The court reasoned that:
  • The plan's age exclusion for gender reassignment surgery failed to specifically define what it excluded, whereas a related provision stated that surgery may be considered medically necessary to treat gender dysphoria in children and adolescents.
  • Hormone therapy (which would likely include a Vantas implant) and chest surgery (which would likely include a mastectomy and chest reconstruction surgery) were not categorically excluded under the plan.
As a result, the dependent had standing to bring his claim.

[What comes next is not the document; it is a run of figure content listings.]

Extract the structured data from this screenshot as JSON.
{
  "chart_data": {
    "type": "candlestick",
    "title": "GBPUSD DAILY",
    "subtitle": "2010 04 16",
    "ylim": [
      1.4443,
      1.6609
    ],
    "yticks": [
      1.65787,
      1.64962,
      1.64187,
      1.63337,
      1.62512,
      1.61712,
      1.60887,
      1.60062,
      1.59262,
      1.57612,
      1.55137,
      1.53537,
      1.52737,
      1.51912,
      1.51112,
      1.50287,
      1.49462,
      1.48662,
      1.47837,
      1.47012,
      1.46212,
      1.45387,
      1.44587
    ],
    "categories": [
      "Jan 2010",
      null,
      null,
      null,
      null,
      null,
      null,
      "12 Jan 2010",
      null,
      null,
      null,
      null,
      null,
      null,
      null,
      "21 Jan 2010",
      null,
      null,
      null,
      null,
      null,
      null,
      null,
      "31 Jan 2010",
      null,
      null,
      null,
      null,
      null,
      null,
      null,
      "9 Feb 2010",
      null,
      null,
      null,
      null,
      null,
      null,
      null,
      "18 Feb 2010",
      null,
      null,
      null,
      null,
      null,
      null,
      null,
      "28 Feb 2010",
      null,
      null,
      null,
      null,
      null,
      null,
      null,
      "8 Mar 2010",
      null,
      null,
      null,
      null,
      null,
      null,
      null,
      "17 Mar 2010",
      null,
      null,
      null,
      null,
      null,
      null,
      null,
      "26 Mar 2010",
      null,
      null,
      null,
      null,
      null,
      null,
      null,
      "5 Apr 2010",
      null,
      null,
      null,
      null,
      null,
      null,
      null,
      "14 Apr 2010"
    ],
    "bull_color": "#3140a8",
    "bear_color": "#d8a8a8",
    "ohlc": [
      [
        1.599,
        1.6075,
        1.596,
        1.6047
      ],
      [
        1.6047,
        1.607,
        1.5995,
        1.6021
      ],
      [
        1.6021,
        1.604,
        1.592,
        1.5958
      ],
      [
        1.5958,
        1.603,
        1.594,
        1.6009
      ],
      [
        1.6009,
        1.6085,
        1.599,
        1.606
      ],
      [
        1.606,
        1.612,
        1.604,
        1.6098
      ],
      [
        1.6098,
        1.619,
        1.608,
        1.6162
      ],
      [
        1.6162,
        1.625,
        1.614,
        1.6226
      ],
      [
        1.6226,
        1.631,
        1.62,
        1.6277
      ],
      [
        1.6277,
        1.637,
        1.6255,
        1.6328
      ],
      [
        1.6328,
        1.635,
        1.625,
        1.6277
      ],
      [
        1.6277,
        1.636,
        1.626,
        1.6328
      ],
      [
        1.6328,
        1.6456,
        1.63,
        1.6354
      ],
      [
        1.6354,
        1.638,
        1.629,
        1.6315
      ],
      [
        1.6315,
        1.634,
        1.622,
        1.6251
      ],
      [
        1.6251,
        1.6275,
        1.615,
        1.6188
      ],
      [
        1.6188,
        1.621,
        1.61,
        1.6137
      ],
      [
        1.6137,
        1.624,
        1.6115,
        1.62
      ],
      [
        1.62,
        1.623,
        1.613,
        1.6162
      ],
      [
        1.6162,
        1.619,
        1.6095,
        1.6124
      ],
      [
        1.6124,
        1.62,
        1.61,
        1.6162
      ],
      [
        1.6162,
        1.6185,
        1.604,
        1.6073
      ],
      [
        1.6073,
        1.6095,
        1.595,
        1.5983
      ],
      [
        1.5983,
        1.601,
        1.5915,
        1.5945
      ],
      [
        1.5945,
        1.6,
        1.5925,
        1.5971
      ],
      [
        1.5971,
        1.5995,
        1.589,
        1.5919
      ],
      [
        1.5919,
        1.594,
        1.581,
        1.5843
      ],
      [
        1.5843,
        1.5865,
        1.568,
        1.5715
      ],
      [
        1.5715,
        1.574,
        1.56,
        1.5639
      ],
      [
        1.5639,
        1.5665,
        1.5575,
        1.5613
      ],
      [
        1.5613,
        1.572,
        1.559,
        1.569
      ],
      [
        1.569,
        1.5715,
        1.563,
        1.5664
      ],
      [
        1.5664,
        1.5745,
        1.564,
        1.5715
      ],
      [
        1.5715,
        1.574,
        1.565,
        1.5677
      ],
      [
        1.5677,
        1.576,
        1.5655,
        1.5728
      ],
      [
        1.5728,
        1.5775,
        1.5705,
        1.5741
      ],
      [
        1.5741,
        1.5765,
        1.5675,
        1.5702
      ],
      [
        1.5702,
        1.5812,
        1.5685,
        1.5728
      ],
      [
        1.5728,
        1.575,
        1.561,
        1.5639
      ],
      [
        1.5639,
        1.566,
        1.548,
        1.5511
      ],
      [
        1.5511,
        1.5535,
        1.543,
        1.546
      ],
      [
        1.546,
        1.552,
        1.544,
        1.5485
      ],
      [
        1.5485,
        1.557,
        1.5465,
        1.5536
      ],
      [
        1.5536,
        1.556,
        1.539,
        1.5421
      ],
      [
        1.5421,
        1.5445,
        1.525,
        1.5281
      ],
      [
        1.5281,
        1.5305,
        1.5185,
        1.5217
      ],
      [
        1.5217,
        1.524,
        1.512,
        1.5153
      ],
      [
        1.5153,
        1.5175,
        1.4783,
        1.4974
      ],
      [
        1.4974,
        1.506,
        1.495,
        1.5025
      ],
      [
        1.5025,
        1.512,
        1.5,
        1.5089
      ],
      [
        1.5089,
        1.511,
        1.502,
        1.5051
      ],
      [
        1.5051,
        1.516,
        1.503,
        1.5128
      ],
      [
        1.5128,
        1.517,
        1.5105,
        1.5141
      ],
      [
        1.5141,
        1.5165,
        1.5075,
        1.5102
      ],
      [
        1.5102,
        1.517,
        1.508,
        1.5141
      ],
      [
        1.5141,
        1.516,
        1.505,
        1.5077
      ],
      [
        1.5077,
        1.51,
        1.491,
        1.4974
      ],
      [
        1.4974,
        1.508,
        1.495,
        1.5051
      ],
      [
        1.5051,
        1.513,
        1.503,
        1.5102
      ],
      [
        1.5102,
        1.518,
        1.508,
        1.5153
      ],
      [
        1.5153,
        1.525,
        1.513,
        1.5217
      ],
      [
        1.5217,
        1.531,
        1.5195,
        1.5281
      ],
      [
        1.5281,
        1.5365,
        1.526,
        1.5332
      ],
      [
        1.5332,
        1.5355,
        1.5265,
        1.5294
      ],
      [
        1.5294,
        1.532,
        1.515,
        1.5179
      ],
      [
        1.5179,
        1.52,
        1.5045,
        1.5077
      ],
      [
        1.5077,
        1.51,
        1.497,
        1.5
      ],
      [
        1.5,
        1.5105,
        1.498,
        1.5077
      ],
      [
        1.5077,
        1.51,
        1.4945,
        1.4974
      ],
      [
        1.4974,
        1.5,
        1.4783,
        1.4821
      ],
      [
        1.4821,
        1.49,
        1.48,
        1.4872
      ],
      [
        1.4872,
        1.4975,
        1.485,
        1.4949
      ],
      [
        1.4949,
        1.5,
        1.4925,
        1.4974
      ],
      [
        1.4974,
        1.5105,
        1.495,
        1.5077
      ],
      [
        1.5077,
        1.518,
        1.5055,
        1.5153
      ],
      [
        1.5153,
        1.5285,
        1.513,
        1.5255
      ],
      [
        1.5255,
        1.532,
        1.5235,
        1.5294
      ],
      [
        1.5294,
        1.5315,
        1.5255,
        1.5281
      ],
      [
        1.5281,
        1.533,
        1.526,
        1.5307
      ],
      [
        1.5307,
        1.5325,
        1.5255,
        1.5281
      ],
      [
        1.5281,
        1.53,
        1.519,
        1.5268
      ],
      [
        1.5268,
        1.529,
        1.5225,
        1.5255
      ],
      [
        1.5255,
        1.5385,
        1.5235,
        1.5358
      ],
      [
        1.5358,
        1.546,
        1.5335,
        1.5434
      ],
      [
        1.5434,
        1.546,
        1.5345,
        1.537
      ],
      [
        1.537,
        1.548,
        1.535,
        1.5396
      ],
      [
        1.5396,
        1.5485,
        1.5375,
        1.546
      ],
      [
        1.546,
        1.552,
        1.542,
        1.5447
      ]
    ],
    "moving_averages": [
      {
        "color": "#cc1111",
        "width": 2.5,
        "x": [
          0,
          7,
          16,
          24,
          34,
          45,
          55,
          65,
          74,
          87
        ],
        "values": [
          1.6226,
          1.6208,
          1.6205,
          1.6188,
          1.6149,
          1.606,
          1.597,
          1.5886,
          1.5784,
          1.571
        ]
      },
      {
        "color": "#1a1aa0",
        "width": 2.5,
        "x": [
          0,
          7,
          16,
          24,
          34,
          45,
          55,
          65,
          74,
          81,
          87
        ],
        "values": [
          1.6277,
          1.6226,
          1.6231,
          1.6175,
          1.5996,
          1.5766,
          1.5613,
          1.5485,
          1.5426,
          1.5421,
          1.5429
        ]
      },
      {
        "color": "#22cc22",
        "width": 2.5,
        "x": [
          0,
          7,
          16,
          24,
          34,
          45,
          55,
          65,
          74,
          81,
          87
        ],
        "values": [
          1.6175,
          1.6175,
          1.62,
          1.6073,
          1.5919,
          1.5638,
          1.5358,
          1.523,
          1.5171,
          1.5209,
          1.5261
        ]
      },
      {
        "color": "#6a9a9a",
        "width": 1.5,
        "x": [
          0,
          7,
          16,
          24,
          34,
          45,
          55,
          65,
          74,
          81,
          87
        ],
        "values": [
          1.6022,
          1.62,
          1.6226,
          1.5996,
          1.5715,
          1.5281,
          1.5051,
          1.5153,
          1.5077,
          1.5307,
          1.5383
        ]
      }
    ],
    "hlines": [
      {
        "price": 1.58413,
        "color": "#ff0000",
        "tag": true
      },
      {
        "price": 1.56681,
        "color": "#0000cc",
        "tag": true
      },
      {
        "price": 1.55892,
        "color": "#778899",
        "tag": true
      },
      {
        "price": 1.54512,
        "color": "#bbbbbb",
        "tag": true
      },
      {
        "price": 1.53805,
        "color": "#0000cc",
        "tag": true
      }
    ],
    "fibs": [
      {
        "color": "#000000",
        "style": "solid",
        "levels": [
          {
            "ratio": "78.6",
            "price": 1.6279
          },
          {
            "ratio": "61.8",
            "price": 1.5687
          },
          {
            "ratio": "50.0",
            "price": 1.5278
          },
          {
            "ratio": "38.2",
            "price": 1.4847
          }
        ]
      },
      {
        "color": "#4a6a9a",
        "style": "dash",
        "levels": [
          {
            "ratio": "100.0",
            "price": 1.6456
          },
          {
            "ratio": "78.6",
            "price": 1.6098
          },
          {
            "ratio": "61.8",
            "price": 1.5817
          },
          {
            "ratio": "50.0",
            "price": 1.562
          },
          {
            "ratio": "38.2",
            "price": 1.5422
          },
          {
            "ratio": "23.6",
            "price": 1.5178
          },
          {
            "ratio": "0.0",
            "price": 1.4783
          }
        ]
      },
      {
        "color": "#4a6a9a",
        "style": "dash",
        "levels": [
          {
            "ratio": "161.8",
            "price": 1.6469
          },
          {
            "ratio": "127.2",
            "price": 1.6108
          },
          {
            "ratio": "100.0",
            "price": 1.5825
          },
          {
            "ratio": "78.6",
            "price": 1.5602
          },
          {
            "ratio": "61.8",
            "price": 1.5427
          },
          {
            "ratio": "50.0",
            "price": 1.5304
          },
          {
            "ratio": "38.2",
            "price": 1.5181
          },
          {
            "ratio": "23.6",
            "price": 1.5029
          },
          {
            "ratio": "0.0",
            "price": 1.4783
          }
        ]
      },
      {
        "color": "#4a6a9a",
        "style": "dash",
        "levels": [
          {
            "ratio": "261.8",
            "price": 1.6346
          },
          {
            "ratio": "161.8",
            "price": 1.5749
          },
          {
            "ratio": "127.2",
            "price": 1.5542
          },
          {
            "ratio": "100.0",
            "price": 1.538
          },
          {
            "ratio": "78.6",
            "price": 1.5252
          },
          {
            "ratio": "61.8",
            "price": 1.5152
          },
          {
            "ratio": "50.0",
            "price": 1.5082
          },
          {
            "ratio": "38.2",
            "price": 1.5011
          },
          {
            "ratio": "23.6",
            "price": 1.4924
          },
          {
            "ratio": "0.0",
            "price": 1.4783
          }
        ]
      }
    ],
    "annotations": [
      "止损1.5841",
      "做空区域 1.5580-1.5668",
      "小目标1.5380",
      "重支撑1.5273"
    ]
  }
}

Sex Discrimination Under ACA Section 1557

Regarding the dependent's ACA Section 1557 claim based on sex discrimination, the court acknowledged that the Supreme Court has not yet decided whether discrimination based on transgender status violates Title IX. However, the court reasoned that it would be "logically inconsistent" with the Supreme Court's recent Bostock ruling to find that Title IX permits discrimination for being transgender (Bostock v. Clayton Cnty., GA, 140 S. Ct. 1731 (2020)). In Bostock, the Supreme Court held that sex discrimination protections under Title VII of the Civil Rights Act of 1964 (Title VII) include discrimination based on sexual orientation and gender identity (SOGI) (see Legal Update, SCOTUS: Discrimination Based on Sexual Orientation or Transgender Status Is Sex Discrimination Under Title VII).
In this case, as a result, the dependent stated a viable claim for sex discrimination under Title IX, and by extension Section 1557, by plausibly alleging that:
  • The plan's insurer was a health care provider that received federal financial assistance.
  • The dependent was denied health coverage and discriminated against.
  • The alleged discrimination occurred because of sex.
The district court therefore denied the insurer's motion to dismiss.

Practical Impact

Notably, the health insurer in this case relied on HHS implementing regulations under ACA Section 1557 in arguing that the dependent could not prove discrimination because—under HHS's regulations—categorical exclusions for gender dysphoria are not discrimination (see Practice Note, June 2020 Final Regulations Under ACA Section 1557: Nondiscrimination in Health Programs and Activities: Franciscan Alliance Litigation). The district court had little difficulty disposing of this argument. In the district court's view, an ACA Section 1557 discrimination claim does not depend on HHS's regulations. Rather, the court cited a 2018 district court decision in concluding that its conclusion that Section 1557 prohibits discrimination on gender identity relied solely on the statute's plain, unambiguous language (see Tovar v. Essentia Health, 342 F. Supp. 3d 947, 957 (D. Minn. 2018)). The court also disagreed with the insurer that recent case law supported the proposition that exclusions such as the one in this plan were not discrimination based on sex. According to the court, the decisions cited by the insurer involved challenges under the Administrative Procedure Act (APA).
In a related development, the Biden administration's HHS issued notice this week of an updated enforcement position intended to be consistent with the Supreme Court's Bostock ruling and Title IX. Under the notice, HHS will interpret and enforce Section 1557's prohibition on discrimination on the basis of sex to include discrimination on the basis of:
  • Sexual orientation.
  • Gender identity.
HHS indicated that this interpretation will guide the agency in processing complaints and conducting investigations.
It seems likely, then, that HHS will also revisit the Trump administration's June 2020 final regulations—which repealed certain provisions under the Obama-era rules.